What they are
Money market mutual funds are similar to money market accounts, but money market funds are not insured by the Federal Deposit Insurance Corp. They tend to be a little riskier than their bank counterparts, and that is reflected in the rate.
Money market funds nearly always maintain a $1 per share net asset value, but that rule has sometimes been broken. Following the collapse of Lehman Brothers in 2008, the share price of one money market fund dipped below $1. To avoid breaking the buck, 62 others had to be propped up by their parent companies, according to a report from Moody's in 2010.
How they work
Money market funds hold high-quality, short-term debt securities such as Treasury bills. They're required to hold a certain amount of cash or cash equivalents in order to maintain a certain level of liquidity.
But not all money market mutual funds are the same.

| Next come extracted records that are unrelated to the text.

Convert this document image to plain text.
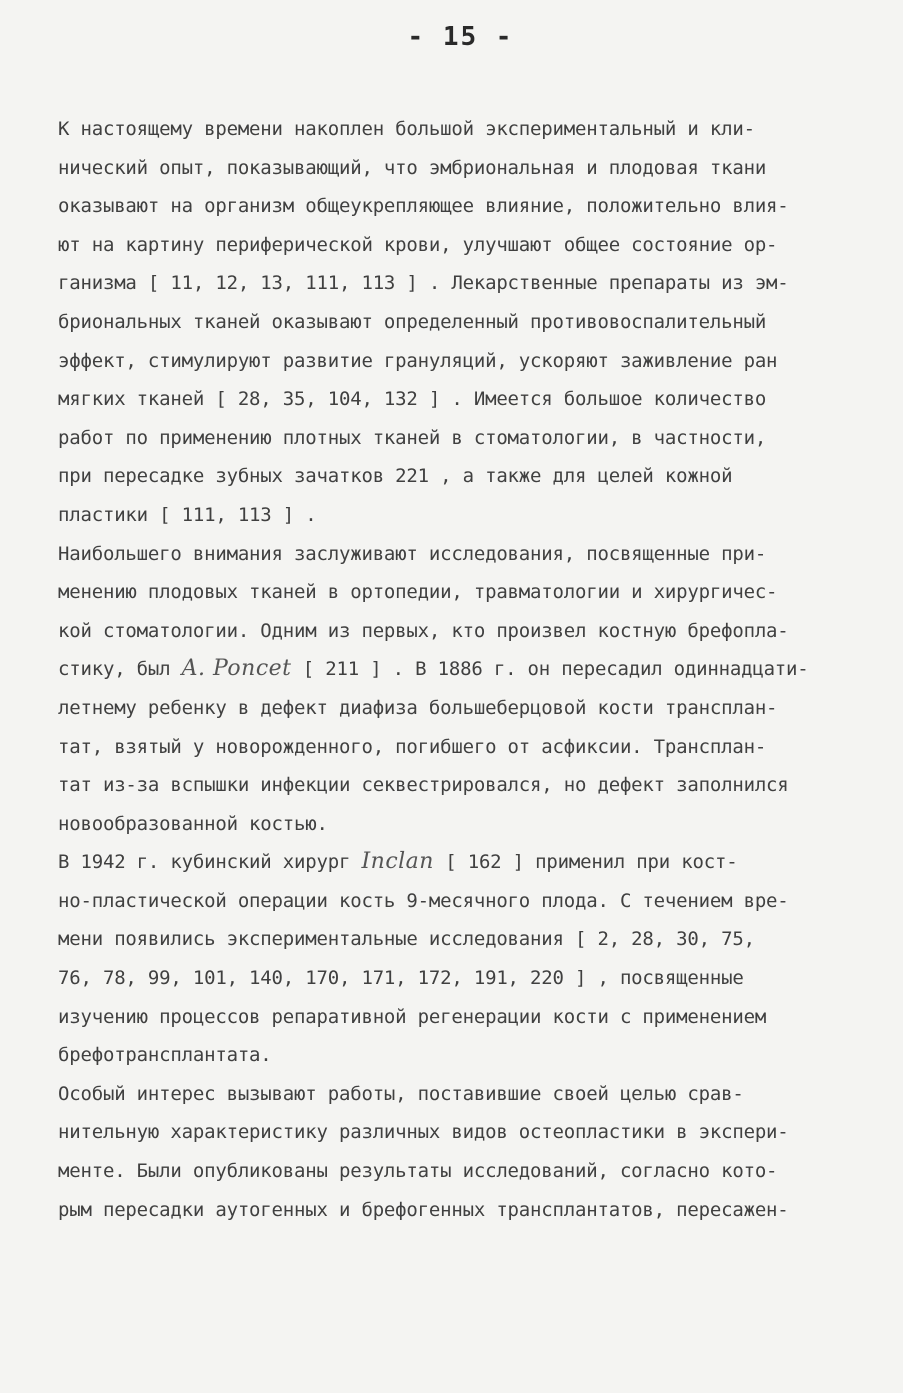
- 15 -
К настоящему времени накоплен большой экспериментальный и кли-
нический опыт, показывающий, что эмбриональная и плодовая ткани
оказывают на организм общеукрепляющее влияние, положительно влия-
ют на картину периферической крови, улучшают общее состояние ор-
ганизма [ 11, 12, 13, 111, 113 ] . Лекарственные препараты из эм-
бриональных тканей оказывают определенный противовоспалительный
эффект, стимулируют развитие грануляций, ускоряют заживление ран
мягких тканей [ 28, 35, 104, 132 ] . Имеется большое количество
работ по применению плотных тканей в стоматологии, в частности,
при пересадке зубных зачатков 221 , а также для целей кожной
пластики [ 111, 113 ] .
Наибольшего внимания заслуживают исследования, посвященные при-
менению плодовых тканей в ортопедии, травматологии и хирургичес-
кой стоматологии. Одним из первых, кто произвел костную брефопла-
стику, был A. Poncet [ 211 ] . В 1886 г. он пересадил одиннадцати-
летнему ребенку в дефект диафиза большеберцовой кости трансплан-
тат, взятый у новорожденного, погибшего от асфиксии. Трансплан-
тат из-за вспышки инфекции секвестрировался, но дефект заполнился
новообразованной костью.
В 1942 г. кубинский хирург Inclan [ 162 ] применил при кост-
но-пластической операции кость 9-месячного плода. С течением вре-
мени появились экспериментальные исследования [ 2, 28, 30, 75,
76, 78, 99, 101, 140, 170, 171, 172, 191, 220 ] , посвященные
изучению процессов репаративной регенерации кости с применением
брефотрансплантата.
Особый интерес вызывают работы, поставившие своей целью срав-
нительную характеристику различных видов остеопластики в экспери-
менте. Были опубликованы результаты исследований, согласно кото-
рым пересадки аутогенных и брефогенных трансплантатов, пересажен-
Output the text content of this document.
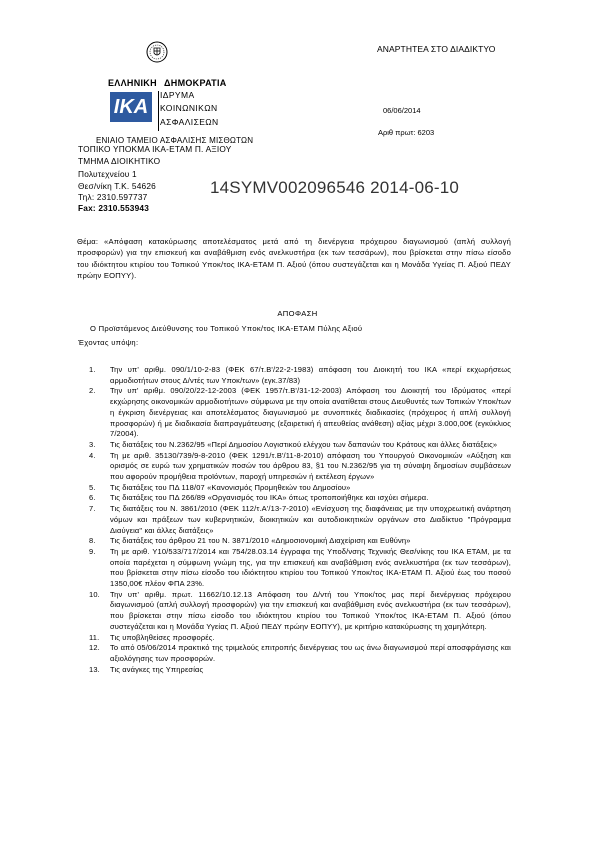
ΑΝΑΡΤΗΤΕΑ ΣΤΟ ΔΙΑΔΙΚΤΥΟ
ΕΛΛΗΝΙΚΗ ΔΗΜΟΚΡΑΤΙΑ
ΙΚΑ
ΙΔΡΥΜΑ
ΚΟΙΝΩΝΙΚΩΝ
ΑΣΦΑΛΙΣΕΩΝ
ΕΝΙΑΙΟ ΤΑΜΕΙΟ ΑΣΦΑΛΙΣΗΣ ΜΙΣΘΩΤΩΝ
ΤΟΠΙΚΟ ΥΠΟΚΜΑ ΙΚΑ-ΕΤΑΜ Π. ΑΞΙΟΥ
ΤΜΗΜΑ ΔΙΟΙΚΗΤΙΚΟ
Πολυτεχνείου 1
Θεσ/νίκη Τ.Κ. 54626
Τηλ: 2310.597737
Fax: 2310.553943
06/06/2014
Αριθ πρωτ: 6203
14SYMV002096546 2014-06-10
Θέμα: «Απόφαση κατακύρωσης αποτελέσματος μετά από τη διενέργεια πρόχειρου διαγωνισμού (απλή συλλογή προσφορών) για την επισκευή και αναβάθμιση ενός ανελκυστήρα (εκ των τεσσάρων), που βρίσκεται στην πίσω είσοδο του ιδιόκτητου κτιρίου του Τοπικού Υποκ/τος ΙΚΑ-ΕΤΑΜ Π. Αξιού (όπου συστεγάζεται και η Μονάδα Υγείας Π. Αξιού ΠΕΔΥ πρώην ΕΟΠΥΥ).
ΑΠΟΦΑΣΗ
Ο Προϊστάμενος Διεύθυνσης του Τοπικού Υποκ/τος ΙΚΑ-ΕΤΑΜ Πύλης Αξιού
Έχοντας υπόψη:
1. Την υπ' αριθμ. 090/1/10-2-83 (ΦΕΚ 67/τ.Β'/22-2-1983) απόφαση του Διοικητή του ΙΚΑ «περί εκχωρήσεως αρμοδιοτήτων στους Δ/ντές των Υποκ/των» (εγκ.37/83)
2. Την υπ' αριθμ. 090/20/22-12-2003 (ΦΕΚ 1957/τ.Β'/31-12-2003) Απόφαση του Διοικητή του Ιδρύματος «περί εκχώρησης οικονομικών αρμοδιοτήτων» σύμφωνα με την οποία ανατίθεται στους Διευθυντές των Τοπικών Υποκ/των η έγκριση διενέργειας και αποτελέσματος διαγωνισμού με συνοπτικές διαδικασίες (πρόχειρος ή απλή συλλογή προσφορών) ή με διαδικασία διαπραγμάτευσης (εξαιρετική ή απευθείας ανάθεση) αξίας μέχρι 3.000,00€ (εγκύκλιος 7/2004).
3. Τις διατάξεις του Ν.2362/95 «Περί Δημοσίου Λογιστικού ελέγχου των δαπανών του Κράτους και άλλες διατάξεις»
4. Τη με αριθ. 35130/739/9-8-2010 (ΦΕΚ 1291/τ.Β'/11-8-2010) απόφαση του Υπουργού Οικονομικών «Αύξηση και ορισμός σε ευρώ των χρηματικών ποσών του άρθρου 83, §1 του Ν.2362/95 για τη σύναψη δημοσίων συμβάσεων που αφορούν προμήθεια προϊόντων, παροχή υπηρεσιών ή εκτέλεση έργων»
5. Τις διατάξεις του ΠΔ 118/07 «Κανονισμός Προμηθειών του Δημοσίου»
6. Τις διατάξεις του ΠΔ 266/89 «Οργανισμός του ΙΚΑ» όπως τροποποιήθηκε και ισχύει σήμερα.
7. Τις διατάξεις του Ν. 3861/2010 (ΦΕΚ 112/τ.Α'/13-7-2010) «Ενίσχυση της διαφάνειας με την υποχρεωτική ανάρτηση νόμων και πράξεων των κυβερνητικών, διοικητικών και αυτοδιοικητικών οργάνων στο Διαδίκτυο "Πρόγραμμα Διαύγεια" και άλλες διατάξεις»
8. Τις διατάξεις του άρθρου 21 του Ν. 3871/2010 «Δημοσιονομική Διαχείριση και Ευθύνη»
9. Τη με αριθ. Υ10/533/717/2014 και 754/28.03.14 έγγραφα της Υποδ/νσης Τεχνικής Θεσ/νίκης του ΙΚΑ ΕΤΑΜ, με τα οποία παρέχεται η σύμφωνη γνώμη της, για την επισκευή και αναβάθμιση ενός ανελκυστήρα (εκ των τεσσάρων), που βρίσκεται στην πίσω είσοδο του ιδιόκτητου κτιρίου του Τοπικού Υποκ/τος ΙΚΑ-ΕΤΑΜ Π. Αξιού έως του ποσού 1350,00€ πλέον ΦΠΑ 23%.
10. Την υπ' αριθμ. πρωτ. 11662/10.12.13 Απόφαση του Δ/ντή του Υποκ/τος μας περί διενέργειας πρόχειρου διαγωνισμού (απλή συλλογή προσφορών) για την επισκευή και αναβάθμιση ενός ανελκυστήρα (εκ των τεσσάρων), που βρίσκεται στην πίσω είσοδο του ιδιόκτητου κτιρίου του Τοπικού Υποκ/τος ΙΚΑ-ΕΤΑΜ Π. Αξιού (όπου συστεγάζεται και η Μονάδα Υγείας Π. Αξιού ΠΕΔΥ πρώην ΕΟΠΥΥ), με κριτήριο κατακύρωσης τη χαμηλότερη.
11. Τις υποβληθείσες προσφορές.
12. Το από 05/06/2014 πρακτικό της τριμελούς επιτροπής διενέργειας του ως άνω διαγωνισμού περί αποσφράγισης και αξιολόγησης των προσφορών.
13. Τις ανάγκες της Υπηρεσίας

Some invest in municipal bonds and offer a little yield exempt from federal income tax, while others yield virtually nothing -- at least these days -- but do provide a safe place to hold money. Examples of the types of investments money market funds hold are Treasuries, certificates of deposit, commercial paper and debt securities issued by foreign banks.
Advantages and disadvantages
In a more normal interest rate environment, money market funds may offer yields that are comparable to less liquid investments such as CDs.
Though money market funds offer better liquidity, they could potentially lose money, though the likelihood is remote. According to the Investment Company Institute, the mutual fund industry trade association, four factors could cause a deviation from the $1 net asset value.
- Changes in interest rates.
- The maturity of the fund's portfolio.
- Lots of money flowing in and out.
- Credit events affecting securities held in the fund.
Many money market funds invest in foreign bank obligations, and many European banks hold sovereign debt from the imperiled Portugal, Italy, Ireland, Greece and Spain -- notably Greece. A Greek default on sovereign debt could potentially spiral down to American money market funds, but domestic money market funds have been reducing their exposure to European banks in recent months.
In October, Fitch Ratings reported European bank holdings account for 37.7 percent of the 10 largest U.S. prime money market funds.
Though the possibility of losing money in a money market fund exists, a more salient concern is the erosion of purchasing power by inflation.
"There is about $2.6 trillion in money market funds that's actually losing money every single year in terms of its inflation-adjusted purchasing power, which is the object of keeping money in bonds," says Larkin. "So people are putting up red ink every year, but they don't see it. They feel good, but the price doesn't move. And that is a huge trap."